Pour établir le socialisme, il faut un parti révolutionnaire de masse

Seul le socialisme permettra de construire une nouvelle société qui supprimera peu à peu tous les maux dont souffre l’humanité, et seule une révolution à laquelle participeront des millions de travailleurs et de jeunes permettra l’instauration du socialisme. Mais pour rendre celle-ci victorieuse, il lui faut un parti qui rassemble les meilleures énergies, et permette de voir clairement les enjeux pour pouvoir prendre les bonnes décisions au bon moment.

Article paru dans l’Egalité n°114
Soulever le rôle indispensable d’un parti révolutionnaire de masse ne signifie pas ne pas reconnaître le rôle nécessaire du mouvement en lui-même. Sans celui ci en effet aucun parti ne peut renverser le système capitaliste et mettre en place une société socialiste. Seulement si le soulèvement de la classe ouvrière et de ses alliés est une condition nécessaire, elle ne peut être une condition suffisante. Pour reprendre une métaphore de Trotsky dans son Histoire de la Révolution russe, les masses ouvrières sont la vapeur indispensable à l’avancée de l’humanité mais il faut aussi le piston et le cylindre.

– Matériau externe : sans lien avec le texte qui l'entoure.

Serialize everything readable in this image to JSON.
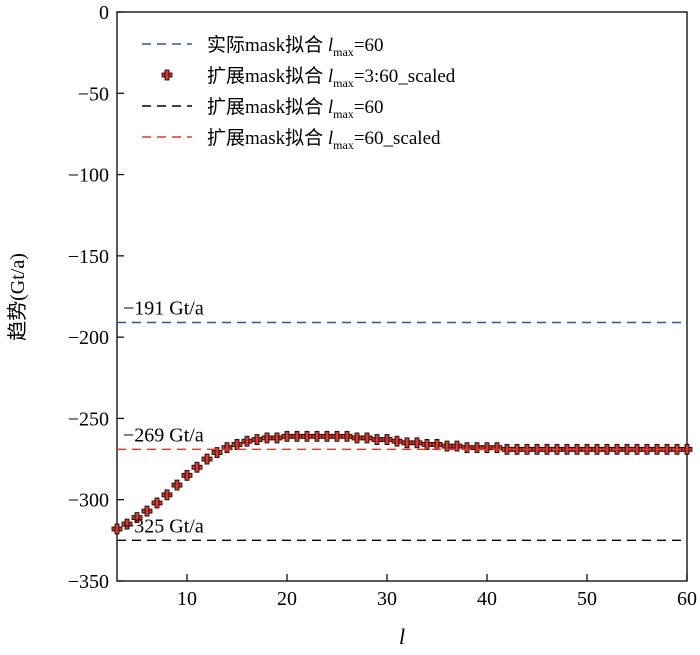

L’existence d’un parti indépendant qui oriente et structure ce mouvement de masse est indispensable également. L’histoire du mouvement ouvrier est émaillée de ces nombreux exemples où la classe ouvrière a fait preuve d’une volonté et d’une capacité bien réelle à effectuer le renversement du capitalisme mais où aussi s’est fait sentir durement et bien souvent dans le sang le manque d’un parti ouvrier révolutionnaire. C’est ainsi que Trotsky analyse La Commune de Paris de 1871 :  » La Commune nous montre l’héroïsme des masses ouvrières, leur capacité à s’unir en un seul bloc, leur don de se sacrifier au nom de l’avenir, mais elle nous montre en même temps l’incapacité des masses à choisir leur voie, leur indécision dans la direction du mouvement, leur penchant fatal à s’arrêter après les premiers succès, permettant ainsi à l’ennemi de se ressaisir, de rétablir sa position. »

Sans parti révolutionnaire, la classe ouvrière n’a pas saisi suffisamment sa force et son rôle historique, laissant ainsi le terrain politique aux petits bourgeois timorés, aux légalistes et aux négociateurs qui ont refusé le rôle révolutionnaire de la Commune alors qu’il aurait fallu la construire et l’étendre à toute la France et la défendre militairement.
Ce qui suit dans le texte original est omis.